The Shawnee Mission School District, which has challenged the law as part of a lawsuit brought contesting a mask order, has until Sept. 9 to file its response.

Any reply brief to the school district is due by Sept. 16.

A date for oral arguments was not set.

The court order, signed by Justice Eric Rosen, said exceptions would not be made to the briefing schedule without a showing of extraordinary circumstances.

Last month, Hauber ruled the law was unconstitutional, zeroing in on sections that allowed Kansans to go to court to challenge health orders, which are reemerging with COVID-19 cases now on the rise.

HauberĀ declared the law unconstitutional partly because of limits it placed on the judiciary to settle a challenge to a health order, including issuing a ruling within seven days or granting a judgment in favor for the plaintiff.

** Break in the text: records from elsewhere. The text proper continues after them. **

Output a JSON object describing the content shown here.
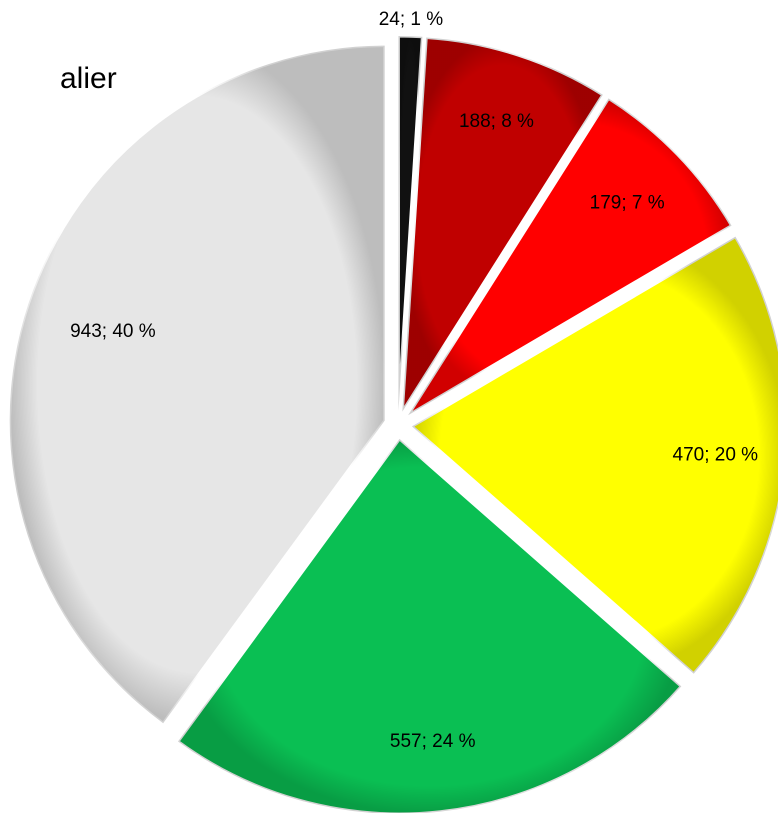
{
  "chart_data": {
    "type": "pie",
    "title": "alier",
    "categories": [
      null,
      null,
      null,
      null,
      null,
      null
    ],
    "values": [
      24,
      188,
      179,
      470,
      557,
      943
    ],
    "value_labels": [
      "24; 1 %",
      "188; 8 %",
      "179; 7 %",
      "470; 20 %",
      "557; 24 %",
      "943; 40 %"
    ],
    "colors": [
      "#111111",
      "#c00000",
      "#ff0000",
      "#ffff00",
      "#0abf53",
      "#e6e6e6"
    ]
  }
}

The attorney general – along with House Speaker Ron Ryckman Jr. and Senate President Ty Masterson – had asked the Supreme Court to stay the lower-court ruling until an expedited decision can be reached on an appeal of the judge’s order.

They argue that judge’s decision to invalidate the law has led to “mass confusion” about which laws are in place pertaining to public health orders.

The attorney general argued that the ruling affected seemingly unrelated parts of the law, namely the ability of leading lawmakers on the Legislative Coordinating Council to extend any disaster emergency issued by the governor.

The bill also required county commissioners to approve any order proposed by the county health officer that mandated face masks, limited business operations, restricted the size of religious gatherings or controlled the movement of the population.

The school district opposed the stay request, arguing it would hurt the ability of all school districts to respond to a resurgence of COVID-19.

The school district insists that allowing unconstitutional parts of the law to remain in place would hurt school boards across the state as they try to deal with new increases in the number of COVID-19 cases.